Sem qualquer aviso prévio, muitos funcionários do HSBC foram pegos de surpresa na manhã desta quarta-feira (11) ao constatarem o fechamento da agência onde prestam trabalho.
Ao todo, o banco fechou 10 agências na Grande SP, sob o argumento de haver sobreposição e garante que a migração para as unidades mais próximas já está sendo providenciada.
Com a decisão, o HSBC dá corpo à política de enxugamento iniciada no ano passado, quando foram eliminados 1.088 postos de trabalho. No mesmo exercício, foram fechados 17 PABs, três agências e 55 unidades da financeira Losango.
Conforme análise do balanço de 2008, nesse mesmo período, a instituição ampliou suas parcerias com correspondentes bancários, elevando de 3.912 para 5.921 o número de estabelecimentos comerciais prestadores de serviços. No ano, as operações de crédito cresceram 27%, enquanto o lucro do conglomerado sofreu uma evolução de 9,30%.
“O HSBC enxuga sua estrutura porque tem foco no atendimento à alta clientela”, afirma o diretor da FETEC/CUT-SP e representante dos funcionários, Luciano Ramos, ao antecipar que, com a decisão do banco, as lutas do movimento sindical agregam mais uma demanda: brigar pela realocação dos trabalhadores envolvidos. “Existem inúmeras agências que sofrem com a falta de funcionários. Por isso, nada mais justo do que realocar os bancários”.
A estratégia foi deliberada, na manhã desta quarta-feira (11), durante reunião do Coletivo Estadual dos Funcionários do HSBC. Na oportunidade, os dirigentes também deliberaram pela intensificação das denúncias contra o desconto da PLR (Participação nos Lucros e Resultados) de programas próprios efetuado pelo banco dos funcionários da área comercial.
“Uma coisa é a PLR negociada e conquistada pela categoria e que está prevista na Convenção.
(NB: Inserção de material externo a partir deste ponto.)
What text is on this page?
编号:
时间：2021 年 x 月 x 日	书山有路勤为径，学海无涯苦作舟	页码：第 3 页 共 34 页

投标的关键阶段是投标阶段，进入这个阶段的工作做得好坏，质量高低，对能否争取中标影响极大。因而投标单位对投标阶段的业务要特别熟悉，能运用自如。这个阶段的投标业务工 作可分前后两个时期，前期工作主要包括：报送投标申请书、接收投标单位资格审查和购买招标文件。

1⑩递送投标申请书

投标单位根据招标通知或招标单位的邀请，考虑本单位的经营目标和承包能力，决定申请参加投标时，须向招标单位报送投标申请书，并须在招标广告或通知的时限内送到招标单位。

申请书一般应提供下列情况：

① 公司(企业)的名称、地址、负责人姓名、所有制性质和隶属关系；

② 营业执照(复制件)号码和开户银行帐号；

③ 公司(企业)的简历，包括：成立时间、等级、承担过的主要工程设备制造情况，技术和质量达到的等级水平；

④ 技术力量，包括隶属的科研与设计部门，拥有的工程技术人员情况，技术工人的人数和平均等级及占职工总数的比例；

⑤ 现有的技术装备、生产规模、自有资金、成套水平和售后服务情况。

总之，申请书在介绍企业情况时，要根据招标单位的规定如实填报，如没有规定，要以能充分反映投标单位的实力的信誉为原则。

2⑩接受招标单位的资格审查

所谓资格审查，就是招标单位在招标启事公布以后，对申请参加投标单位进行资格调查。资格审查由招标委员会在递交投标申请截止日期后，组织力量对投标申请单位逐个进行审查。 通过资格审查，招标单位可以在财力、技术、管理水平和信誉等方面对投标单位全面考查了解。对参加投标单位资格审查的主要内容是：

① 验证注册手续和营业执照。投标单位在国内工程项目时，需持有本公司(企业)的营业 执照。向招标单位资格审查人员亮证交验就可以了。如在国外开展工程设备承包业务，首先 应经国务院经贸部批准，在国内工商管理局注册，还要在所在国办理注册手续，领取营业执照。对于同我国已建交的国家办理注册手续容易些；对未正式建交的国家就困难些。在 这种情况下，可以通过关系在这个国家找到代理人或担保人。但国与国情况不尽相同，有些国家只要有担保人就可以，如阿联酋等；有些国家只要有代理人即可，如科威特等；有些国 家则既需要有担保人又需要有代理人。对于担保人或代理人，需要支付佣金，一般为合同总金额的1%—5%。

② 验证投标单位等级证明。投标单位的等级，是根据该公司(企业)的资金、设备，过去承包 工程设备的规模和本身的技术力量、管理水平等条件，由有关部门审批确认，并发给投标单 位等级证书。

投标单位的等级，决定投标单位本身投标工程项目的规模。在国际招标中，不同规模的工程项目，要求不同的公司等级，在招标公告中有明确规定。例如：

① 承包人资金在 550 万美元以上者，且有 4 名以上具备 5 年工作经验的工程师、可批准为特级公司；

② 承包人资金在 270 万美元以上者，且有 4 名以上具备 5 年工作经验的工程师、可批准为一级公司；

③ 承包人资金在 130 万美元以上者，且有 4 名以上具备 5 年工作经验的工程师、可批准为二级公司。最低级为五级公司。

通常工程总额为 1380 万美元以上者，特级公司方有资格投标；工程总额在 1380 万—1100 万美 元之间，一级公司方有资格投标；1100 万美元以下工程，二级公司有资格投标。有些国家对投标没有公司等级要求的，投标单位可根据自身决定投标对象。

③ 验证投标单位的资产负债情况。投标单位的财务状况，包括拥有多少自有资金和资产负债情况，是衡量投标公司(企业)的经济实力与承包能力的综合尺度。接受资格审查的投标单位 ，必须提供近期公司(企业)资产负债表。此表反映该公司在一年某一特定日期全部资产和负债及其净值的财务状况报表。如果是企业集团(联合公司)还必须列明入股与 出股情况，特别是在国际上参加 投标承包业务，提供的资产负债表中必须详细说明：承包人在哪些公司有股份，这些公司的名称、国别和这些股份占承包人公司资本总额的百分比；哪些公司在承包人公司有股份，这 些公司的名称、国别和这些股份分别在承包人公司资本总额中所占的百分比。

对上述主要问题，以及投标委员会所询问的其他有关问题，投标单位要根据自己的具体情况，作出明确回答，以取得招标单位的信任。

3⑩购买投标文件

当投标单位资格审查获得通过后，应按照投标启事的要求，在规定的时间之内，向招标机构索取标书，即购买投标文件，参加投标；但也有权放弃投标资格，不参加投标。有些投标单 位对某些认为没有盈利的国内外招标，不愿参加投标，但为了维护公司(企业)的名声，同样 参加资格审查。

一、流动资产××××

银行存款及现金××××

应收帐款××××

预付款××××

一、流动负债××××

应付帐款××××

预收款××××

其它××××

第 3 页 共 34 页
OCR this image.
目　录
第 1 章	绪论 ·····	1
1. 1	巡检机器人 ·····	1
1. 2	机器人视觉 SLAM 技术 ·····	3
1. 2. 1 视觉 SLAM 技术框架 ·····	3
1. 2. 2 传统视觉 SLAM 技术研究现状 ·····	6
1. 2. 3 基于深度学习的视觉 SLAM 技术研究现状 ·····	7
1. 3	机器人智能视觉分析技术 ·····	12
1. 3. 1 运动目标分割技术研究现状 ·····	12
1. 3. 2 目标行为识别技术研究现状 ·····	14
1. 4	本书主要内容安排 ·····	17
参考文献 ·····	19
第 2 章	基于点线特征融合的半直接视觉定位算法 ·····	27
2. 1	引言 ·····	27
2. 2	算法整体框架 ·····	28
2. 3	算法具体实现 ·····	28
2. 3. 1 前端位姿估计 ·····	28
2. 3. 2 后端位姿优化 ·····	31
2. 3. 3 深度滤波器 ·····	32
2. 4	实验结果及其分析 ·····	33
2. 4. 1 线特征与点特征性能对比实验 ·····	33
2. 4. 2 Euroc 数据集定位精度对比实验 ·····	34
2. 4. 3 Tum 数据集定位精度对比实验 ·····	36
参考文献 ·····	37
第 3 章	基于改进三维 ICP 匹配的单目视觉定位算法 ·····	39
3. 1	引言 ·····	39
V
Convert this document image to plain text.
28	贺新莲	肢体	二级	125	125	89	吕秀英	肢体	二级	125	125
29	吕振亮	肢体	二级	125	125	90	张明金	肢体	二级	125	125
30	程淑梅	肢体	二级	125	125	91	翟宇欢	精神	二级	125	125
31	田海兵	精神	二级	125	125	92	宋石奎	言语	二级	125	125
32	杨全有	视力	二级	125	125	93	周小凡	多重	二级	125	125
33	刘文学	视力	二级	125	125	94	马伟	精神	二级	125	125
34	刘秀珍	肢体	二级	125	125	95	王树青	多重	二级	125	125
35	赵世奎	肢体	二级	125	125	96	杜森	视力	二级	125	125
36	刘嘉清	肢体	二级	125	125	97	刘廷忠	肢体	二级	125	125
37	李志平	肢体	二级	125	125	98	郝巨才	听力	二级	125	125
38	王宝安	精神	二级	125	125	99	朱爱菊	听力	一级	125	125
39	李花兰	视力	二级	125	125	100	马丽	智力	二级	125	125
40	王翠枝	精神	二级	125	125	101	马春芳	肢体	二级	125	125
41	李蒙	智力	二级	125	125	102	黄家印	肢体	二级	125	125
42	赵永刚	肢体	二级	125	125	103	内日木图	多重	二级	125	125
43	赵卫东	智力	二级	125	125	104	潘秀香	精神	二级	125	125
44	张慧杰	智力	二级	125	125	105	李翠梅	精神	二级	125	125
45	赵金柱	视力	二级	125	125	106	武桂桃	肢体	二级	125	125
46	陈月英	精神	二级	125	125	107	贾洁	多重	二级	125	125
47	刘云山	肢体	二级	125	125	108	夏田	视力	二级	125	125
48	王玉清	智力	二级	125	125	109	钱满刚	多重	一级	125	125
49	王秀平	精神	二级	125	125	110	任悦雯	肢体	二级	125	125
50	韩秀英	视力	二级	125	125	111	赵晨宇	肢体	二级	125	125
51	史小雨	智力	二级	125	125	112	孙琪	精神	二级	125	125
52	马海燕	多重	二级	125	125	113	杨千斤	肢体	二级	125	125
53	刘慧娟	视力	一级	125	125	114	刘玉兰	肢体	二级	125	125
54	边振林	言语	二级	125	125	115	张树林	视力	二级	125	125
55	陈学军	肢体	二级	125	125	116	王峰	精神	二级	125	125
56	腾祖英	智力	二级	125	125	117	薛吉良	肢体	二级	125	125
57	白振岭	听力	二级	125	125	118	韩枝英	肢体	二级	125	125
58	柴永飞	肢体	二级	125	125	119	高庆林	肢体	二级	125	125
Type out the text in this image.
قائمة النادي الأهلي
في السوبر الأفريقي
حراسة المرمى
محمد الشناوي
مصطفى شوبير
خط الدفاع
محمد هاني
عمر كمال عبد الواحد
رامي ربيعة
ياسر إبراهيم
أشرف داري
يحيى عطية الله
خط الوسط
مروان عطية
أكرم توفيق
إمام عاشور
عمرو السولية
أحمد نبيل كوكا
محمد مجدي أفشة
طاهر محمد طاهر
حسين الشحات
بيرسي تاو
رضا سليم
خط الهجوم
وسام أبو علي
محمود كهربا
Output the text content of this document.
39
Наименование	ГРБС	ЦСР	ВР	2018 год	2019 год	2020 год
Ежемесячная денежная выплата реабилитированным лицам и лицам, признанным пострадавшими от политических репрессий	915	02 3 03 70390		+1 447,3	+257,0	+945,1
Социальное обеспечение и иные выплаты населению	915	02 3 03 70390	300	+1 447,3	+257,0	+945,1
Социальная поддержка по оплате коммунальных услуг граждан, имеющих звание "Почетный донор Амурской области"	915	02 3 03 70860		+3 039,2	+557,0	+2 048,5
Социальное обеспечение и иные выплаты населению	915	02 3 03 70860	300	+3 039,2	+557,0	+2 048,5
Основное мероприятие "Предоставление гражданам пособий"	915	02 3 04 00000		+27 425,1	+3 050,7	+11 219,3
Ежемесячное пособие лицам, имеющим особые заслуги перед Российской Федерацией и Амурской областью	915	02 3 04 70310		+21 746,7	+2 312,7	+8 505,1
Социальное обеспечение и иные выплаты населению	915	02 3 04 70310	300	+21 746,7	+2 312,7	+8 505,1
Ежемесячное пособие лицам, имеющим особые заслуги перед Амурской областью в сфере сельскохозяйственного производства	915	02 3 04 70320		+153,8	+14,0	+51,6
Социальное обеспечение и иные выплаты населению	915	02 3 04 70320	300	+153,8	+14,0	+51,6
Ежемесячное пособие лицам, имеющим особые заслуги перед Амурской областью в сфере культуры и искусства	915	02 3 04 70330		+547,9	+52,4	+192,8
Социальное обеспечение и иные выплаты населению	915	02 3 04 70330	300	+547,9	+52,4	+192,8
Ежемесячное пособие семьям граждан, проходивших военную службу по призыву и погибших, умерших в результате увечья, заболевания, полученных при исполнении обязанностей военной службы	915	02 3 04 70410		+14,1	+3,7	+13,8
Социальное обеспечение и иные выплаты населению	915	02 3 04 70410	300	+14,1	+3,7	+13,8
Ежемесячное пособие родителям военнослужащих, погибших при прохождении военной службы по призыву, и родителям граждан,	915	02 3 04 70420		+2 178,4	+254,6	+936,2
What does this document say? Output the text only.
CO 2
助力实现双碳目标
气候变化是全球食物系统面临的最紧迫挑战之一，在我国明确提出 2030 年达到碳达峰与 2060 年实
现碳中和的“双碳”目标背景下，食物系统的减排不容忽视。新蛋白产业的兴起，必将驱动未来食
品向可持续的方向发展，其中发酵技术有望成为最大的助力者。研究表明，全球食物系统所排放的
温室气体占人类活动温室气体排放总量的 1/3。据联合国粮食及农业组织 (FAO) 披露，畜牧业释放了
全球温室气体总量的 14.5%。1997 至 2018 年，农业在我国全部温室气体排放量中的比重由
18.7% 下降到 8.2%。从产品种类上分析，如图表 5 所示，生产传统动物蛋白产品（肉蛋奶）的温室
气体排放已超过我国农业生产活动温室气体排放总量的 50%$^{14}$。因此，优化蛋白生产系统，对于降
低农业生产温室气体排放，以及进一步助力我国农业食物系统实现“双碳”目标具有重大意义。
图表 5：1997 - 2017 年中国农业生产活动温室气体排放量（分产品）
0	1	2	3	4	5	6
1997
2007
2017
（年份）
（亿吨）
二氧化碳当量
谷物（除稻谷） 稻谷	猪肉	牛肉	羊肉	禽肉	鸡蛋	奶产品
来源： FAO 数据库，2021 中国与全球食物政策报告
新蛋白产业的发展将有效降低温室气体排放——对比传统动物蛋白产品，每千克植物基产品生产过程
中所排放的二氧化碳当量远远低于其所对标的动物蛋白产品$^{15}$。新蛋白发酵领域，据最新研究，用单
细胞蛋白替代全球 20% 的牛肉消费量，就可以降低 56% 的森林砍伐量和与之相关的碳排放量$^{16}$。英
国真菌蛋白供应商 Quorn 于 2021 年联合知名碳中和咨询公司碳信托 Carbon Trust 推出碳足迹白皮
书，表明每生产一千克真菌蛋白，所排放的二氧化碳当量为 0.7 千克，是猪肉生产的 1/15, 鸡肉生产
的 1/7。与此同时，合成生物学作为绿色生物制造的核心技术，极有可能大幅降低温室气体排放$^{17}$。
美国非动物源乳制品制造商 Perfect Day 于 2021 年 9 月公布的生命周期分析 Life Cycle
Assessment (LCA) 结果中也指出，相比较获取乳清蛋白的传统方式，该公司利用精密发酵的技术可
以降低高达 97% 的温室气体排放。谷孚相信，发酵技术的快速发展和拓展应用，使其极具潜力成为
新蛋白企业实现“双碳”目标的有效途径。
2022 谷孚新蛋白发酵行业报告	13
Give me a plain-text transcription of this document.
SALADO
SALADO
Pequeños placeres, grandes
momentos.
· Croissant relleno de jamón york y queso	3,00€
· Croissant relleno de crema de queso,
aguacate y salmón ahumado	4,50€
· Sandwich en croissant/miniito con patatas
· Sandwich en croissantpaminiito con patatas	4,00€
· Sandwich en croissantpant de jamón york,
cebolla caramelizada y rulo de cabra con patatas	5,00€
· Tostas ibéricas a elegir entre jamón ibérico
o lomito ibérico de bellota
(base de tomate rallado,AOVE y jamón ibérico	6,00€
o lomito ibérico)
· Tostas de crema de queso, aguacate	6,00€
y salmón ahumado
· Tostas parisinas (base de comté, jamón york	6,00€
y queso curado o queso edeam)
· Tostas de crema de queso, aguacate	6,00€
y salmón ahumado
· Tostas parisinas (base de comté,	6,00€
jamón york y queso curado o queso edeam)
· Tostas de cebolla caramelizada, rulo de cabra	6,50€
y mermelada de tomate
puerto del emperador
Outra coisa é o programa próprio do banco de distribuição dos resultados com base no cumprimento de metas. Por isso, o desconto é injusto”, explica Ramos.
A idéia é que os sindicatos intensifiquem os protestos até o próximo dia 25 de março, para quando está prevista negociação entre o banco e os representantes sindicais.